Ролли выскочила из комнаты. По лицу ее текли слезы – на самом деле она начала плакать давно, с той минуты, как увидела эту пьяную женщину, которая когда-то была ее крестной мамой.
От Ролли: Иже еси…
Одесса, 23 февраля 1944 г. Свято-Ильинский храм 863 дня и ночи под страхом смерти
«Нарекается Ва-лен-тина!» — бормочет батюшка.
Бормочет и бормочет, и размахивает кадилом, а из него, из кадила этого, синий дым валит и в глаза лезет так, что даже смотреть трудно.
А вокруг на высоких подставках – свечки, большие и маленькие.
Горят и огоньками своими, как головками качают, и от этого все здесь блестит и переливается.
Блестит и переливается длинная ряса батюшки, сделанная, я думаю, из фантиков шоколадных конфет. Блестят его длинные волосы, и борода, и усы и, даже брови, сделанные, наверное, из ваты, как у Деда Мороза из-под елки у бабушки Лидии Александровны. И вообще мне кажется, он немножко похож на этого Деда Мороза. Но я все равно его боюсь.
Я стою перед ним посреди этой церкви и дрожу.

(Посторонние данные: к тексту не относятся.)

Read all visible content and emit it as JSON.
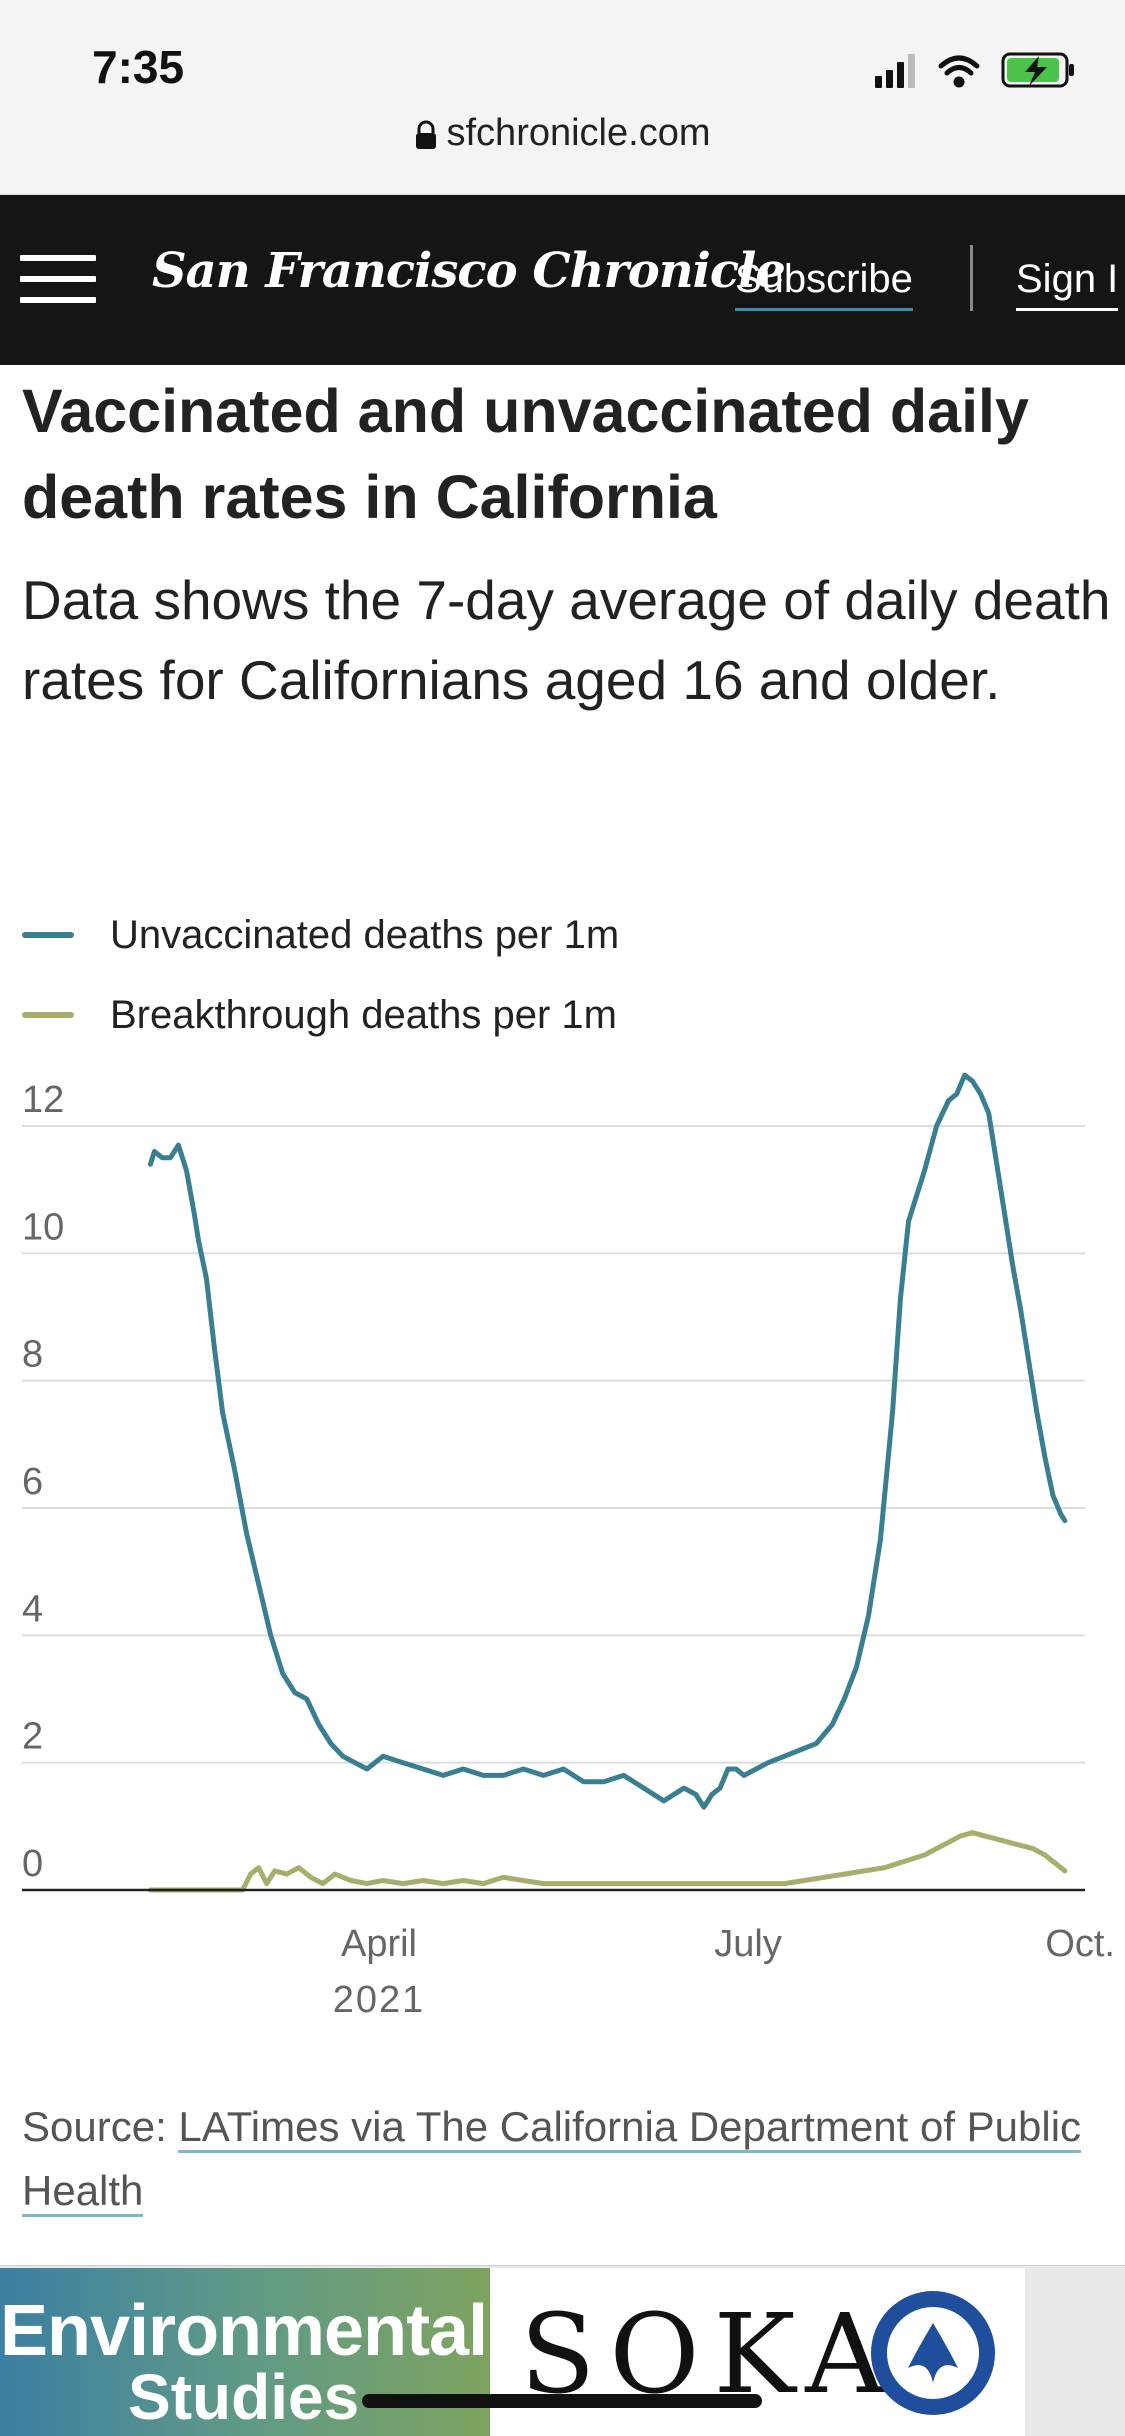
{
  "status": {
    "time": "7:35"
  },
  "browser": {
    "url": "sfchronicle.com"
  },
  "nav": {
    "masthead": "San Francisco Chronicle",
    "subscribe": "Subscribe",
    "sign_in": "Sign I"
  },
  "article": {
    "title": "Vaccinated and unvaccinated daily death rates in California",
    "subtitle": "Data shows the 7-day average of daily death rates for Californians aged 16 and older.",
    "source_prefix": "Source: ",
    "source_link": "LATimes via The California Department of Public Health"
  },
  "colors": {
    "unvaccinated": "#3a7f91",
    "breakthrough": "#a8ad6b",
    "grid": "#dddddd",
    "axis": "#222222"
  },
  "chart_data": {
    "type": "line",
    "title": "Vaccinated and unvaccinated daily death rates in California",
    "ylim": [
      0,
      12
    ],
    "yticks": [
      "0",
      "2",
      "4",
      "6",
      "8",
      "10",
      "12"
    ],
    "xlim": [
      0,
      265
    ],
    "xticks": [
      {
        "value": 89,
        "label": "April",
        "sublabel": "2021"
      },
      {
        "value": 181,
        "label": "July",
        "sublabel": ""
      },
      {
        "value": 265,
        "label": "Oct.",
        "sublabel": ""
      }
    ],
    "grid": true,
    "legend_position": "top-left",
    "series": [
      {
        "name": "Unvaccinated deaths per 1m",
        "key": "unvaccinated",
        "x": [
          32,
          33,
          35,
          37,
          39,
          41,
          43,
          44,
          46,
          48,
          50,
          53,
          56,
          59,
          62,
          65,
          68,
          71,
          74,
          77,
          80,
          83,
          86,
          90,
          95,
          100,
          105,
          110,
          115,
          120,
          125,
          130,
          135,
          140,
          145,
          150,
          155,
          160,
          165,
          168,
          170,
          172,
          174,
          176,
          178,
          180,
          183,
          186,
          190,
          194,
          198,
          202,
          205,
          208,
          211,
          214,
          217,
          219,
          221,
          223,
          225,
          228,
          231,
          233,
          235,
          237,
          239,
          241,
          243,
          245,
          247,
          249,
          251,
          253,
          255,
          257,
          259,
          260
        ],
        "y": [
          11.4,
          11.6,
          11.5,
          11.5,
          11.7,
          11.3,
          10.6,
          10.2,
          9.6,
          8.5,
          7.5,
          6.6,
          5.6,
          4.8,
          4.0,
          3.4,
          3.1,
          3.0,
          2.6,
          2.3,
          2.1,
          2.0,
          1.9,
          2.1,
          2.0,
          1.9,
          1.8,
          1.9,
          1.8,
          1.8,
          1.9,
          1.8,
          1.9,
          1.7,
          1.7,
          1.8,
          1.6,
          1.4,
          1.6,
          1.5,
          1.3,
          1.5,
          1.6,
          1.9,
          1.9,
          1.8,
          1.9,
          2.0,
          2.1,
          2.2,
          2.3,
          2.6,
          3.0,
          3.5,
          4.3,
          5.5,
          7.5,
          9.3,
          10.5,
          10.9,
          11.3,
          12.0,
          12.4,
          12.5,
          12.8,
          12.7,
          12.5,
          12.2,
          11.4,
          10.6,
          9.8,
          9.1,
          8.3,
          7.5,
          6.8,
          6.2,
          5.9,
          5.8
        ]
      },
      {
        "name": "Breakthrough deaths per 1m",
        "key": "breakthrough",
        "x": [
          32,
          40,
          50,
          55,
          57,
          59,
          61,
          63,
          66,
          69,
          72,
          75,
          78,
          82,
          86,
          90,
          95,
          100,
          105,
          110,
          115,
          120,
          125,
          130,
          135,
          140,
          145,
          150,
          155,
          160,
          165,
          170,
          175,
          180,
          185,
          190,
          195,
          200,
          205,
          210,
          215,
          220,
          225,
          228,
          231,
          234,
          237,
          240,
          243,
          246,
          249,
          252,
          255,
          258,
          260
        ],
        "y": [
          0.0,
          0.0,
          0.0,
          0.0,
          0.25,
          0.35,
          0.1,
          0.3,
          0.25,
          0.35,
          0.2,
          0.1,
          0.25,
          0.15,
          0.1,
          0.15,
          0.1,
          0.15,
          0.1,
          0.15,
          0.1,
          0.2,
          0.15,
          0.1,
          0.1,
          0.1,
          0.1,
          0.1,
          0.1,
          0.1,
          0.1,
          0.1,
          0.1,
          0.1,
          0.1,
          0.1,
          0.15,
          0.2,
          0.25,
          0.3,
          0.35,
          0.45,
          0.55,
          0.65,
          0.75,
          0.85,
          0.9,
          0.85,
          0.8,
          0.75,
          0.7,
          0.65,
          0.55,
          0.4,
          0.3
        ]
      }
    ]
  },
  "ad": {
    "left_line1": "Environmental",
    "left_line2": "Studies",
    "right_word": "SOKA"
  }
}
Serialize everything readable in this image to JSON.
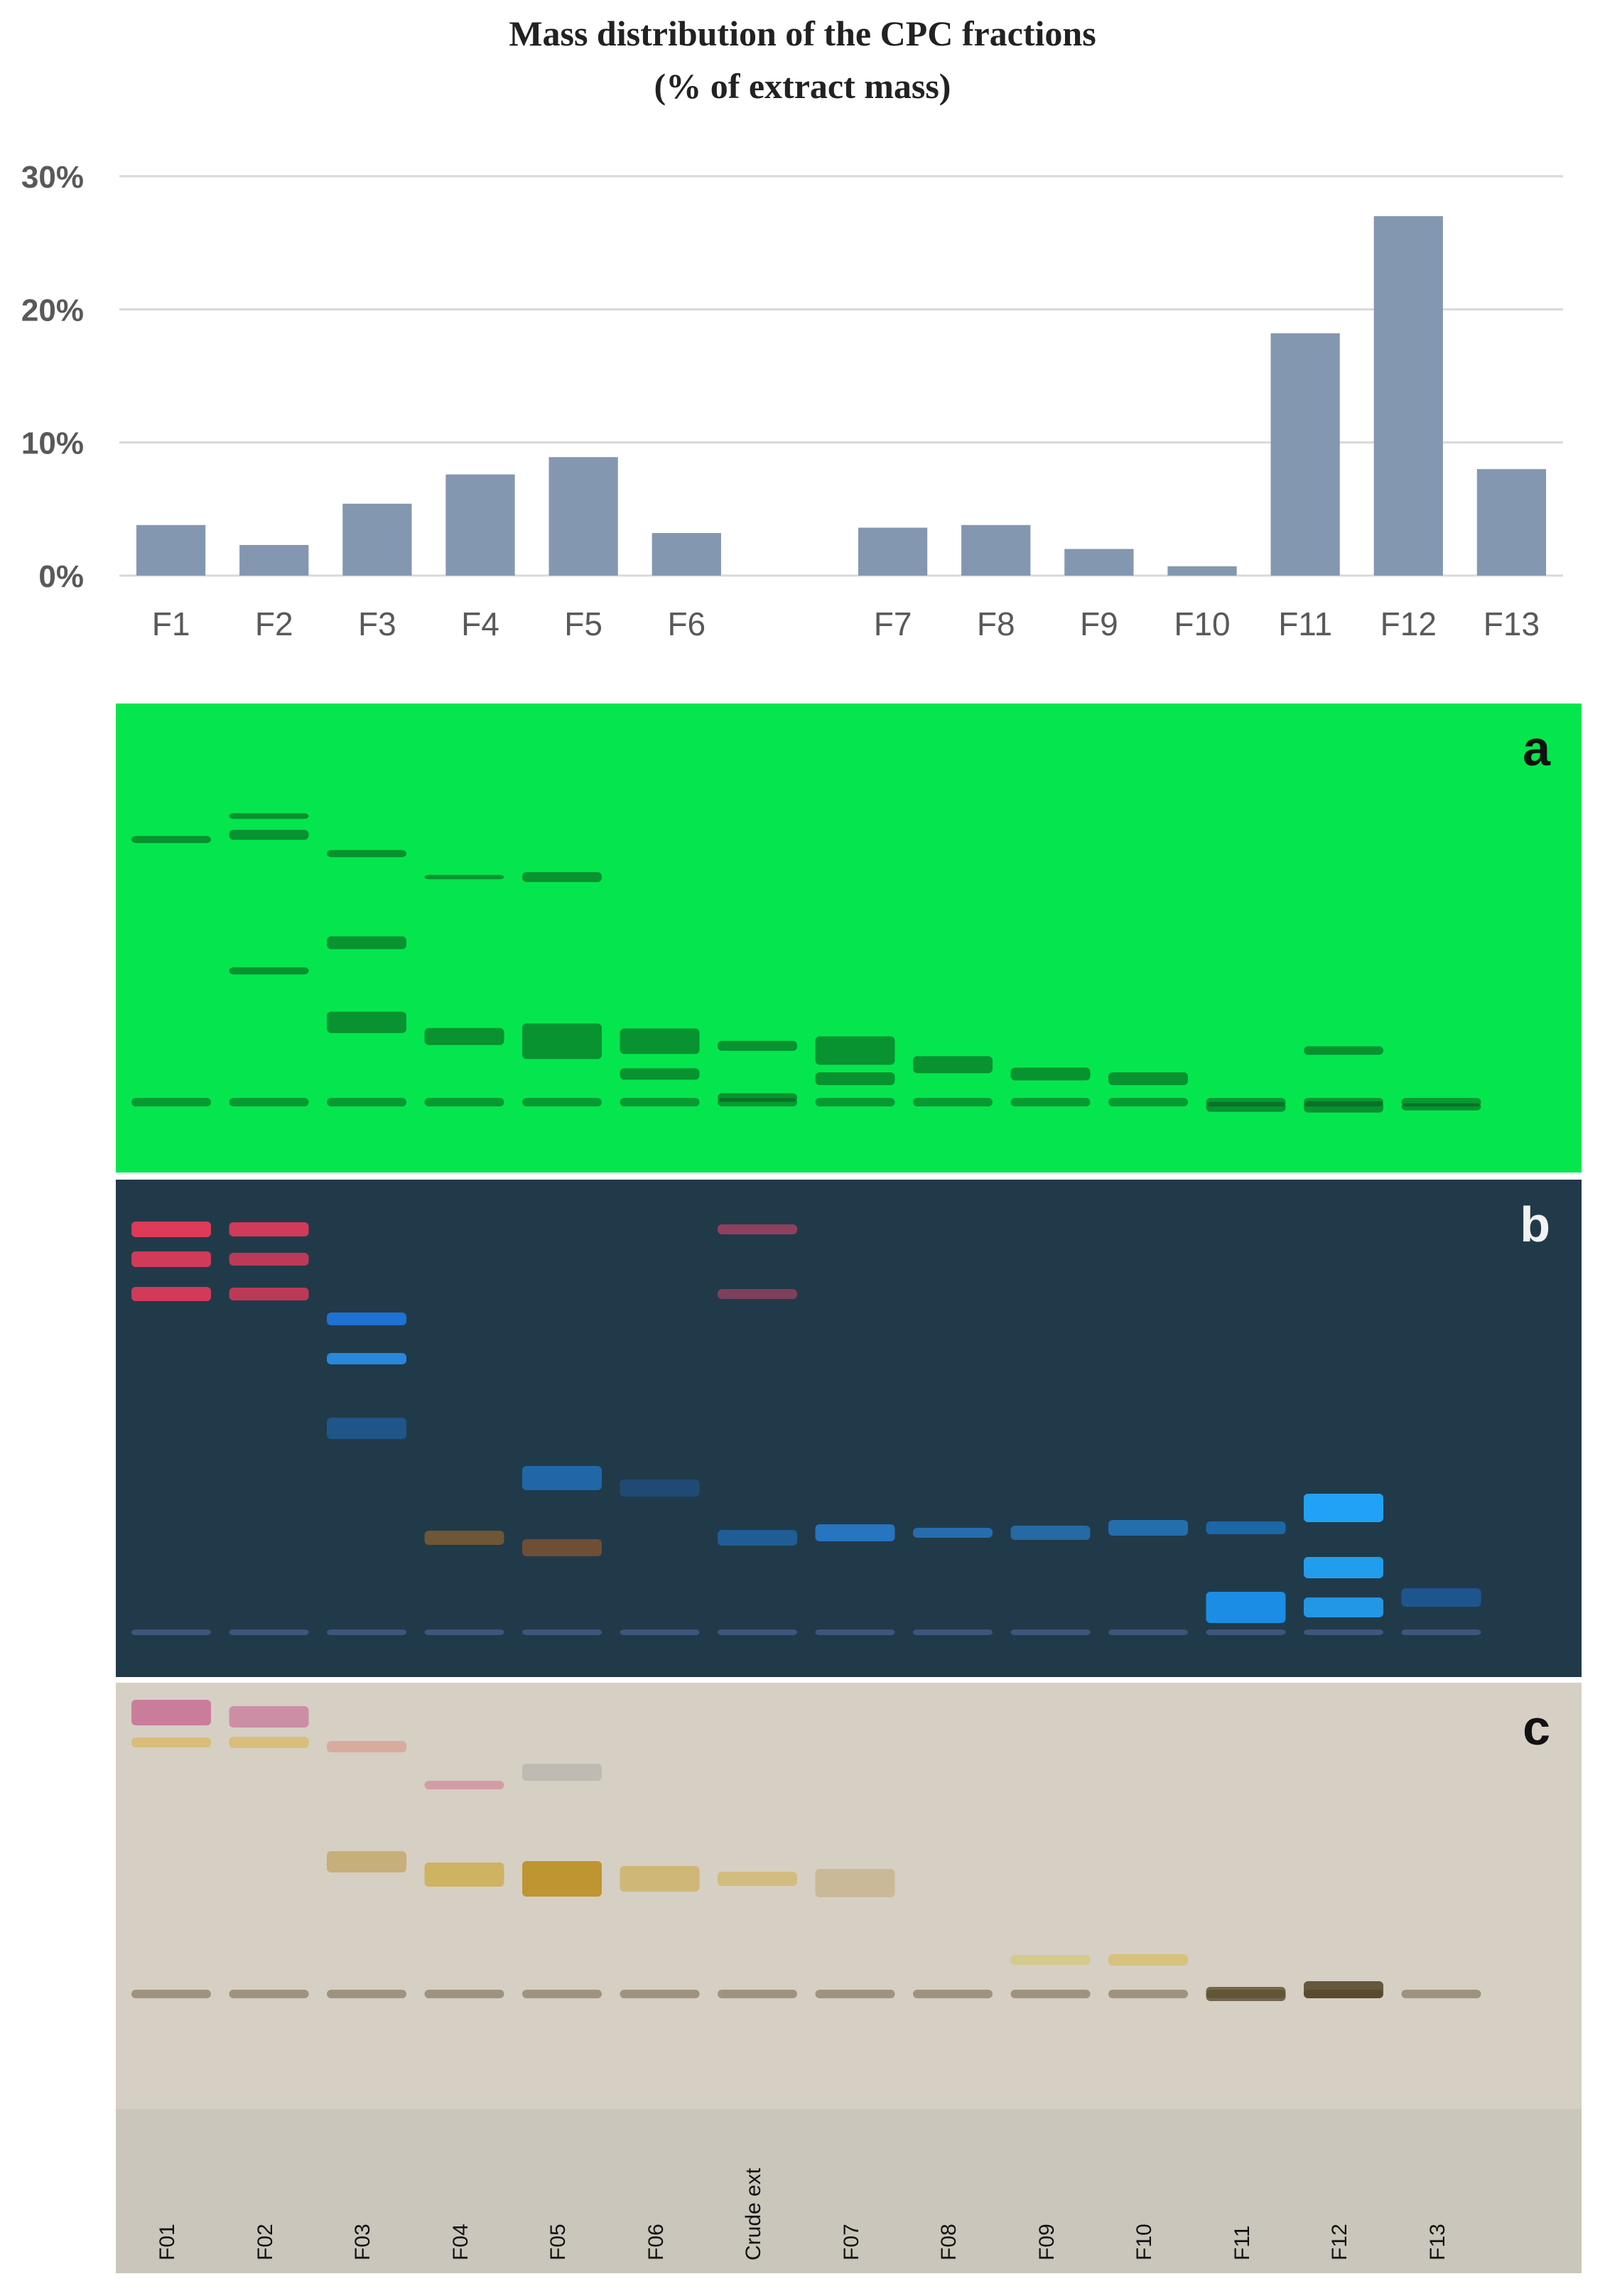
{
  "title_line1": "Mass distribution of the CPC fractions",
  "title_line2": "(% of extract mass)",
  "chart_data": {
    "type": "bar",
    "title": "Mass distribution of the CPC fractions (% of extract mass)",
    "categories": [
      "F1",
      "F2",
      "F3",
      "F4",
      "F5",
      "F6",
      "",
      "F7",
      "F8",
      "F9",
      "F10",
      "F11",
      "F12",
      "F13"
    ],
    "values": [
      3.8,
      2.3,
      5.4,
      7.6,
      8.9,
      3.2,
      null,
      3.6,
      3.8,
      2.0,
      0.7,
      18.2,
      27.0,
      8.0
    ],
    "ylim": [
      0,
      30
    ],
    "yticks": [
      "0%",
      "10%",
      "20%",
      "30%"
    ],
    "ytick_values": [
      0,
      10,
      20,
      30
    ],
    "grid": true,
    "bar_color": "#8497b0",
    "grid_color": "#d9d9d9"
  },
  "plates": [
    {
      "id": "a",
      "letter": "a",
      "background": "#05e64e"
    },
    {
      "id": "b",
      "letter": "b",
      "background": "#213a4a"
    },
    {
      "id": "c",
      "letter": "c",
      "background": "#d6cfc4"
    }
  ],
  "lane_labels": [
    "F01",
    "F02",
    "F03",
    "F04",
    "F05",
    "F06",
    "Crude ext",
    "F07",
    "F08",
    "F09",
    "F10",
    "F11",
    "F12",
    "F13"
  ]
}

Очень страшно стоять так, когда по углам темно и со всех сторон из этой темноты на тебя смотрят разные нарисованные глаза.
Стоять и слушать, как тебя на-ре-кают: «Вален-ти-на! Вален-ти-на-а-а!»
И эхо в пустой церкви повторяет: «Ти-на! Ти-на-а-а!»
Я дрожу… Мне холодно в белом платьице, которое сшила мне тетя Надя.
Тетя Надя, она теперь будет как будто бы моя мама, крестная мама называется, крестненькая. Все эти дни она мне рассказывала разные сказки про батюшку-Деда Мороза, про это крещение в церкви и про доброго Боженьку, который теперь будет меня беречь.
Очень хорошие сказки, но папе они почему-то не нравятся: он любит только свои сказки – про Белого Клыка, про мушкетеров и про этого всадника, которому оторвали голову.
А еще Надя учила вместе со мной молитву Господню – «Отче наш» называется. Я на самом деле много стихов знаю.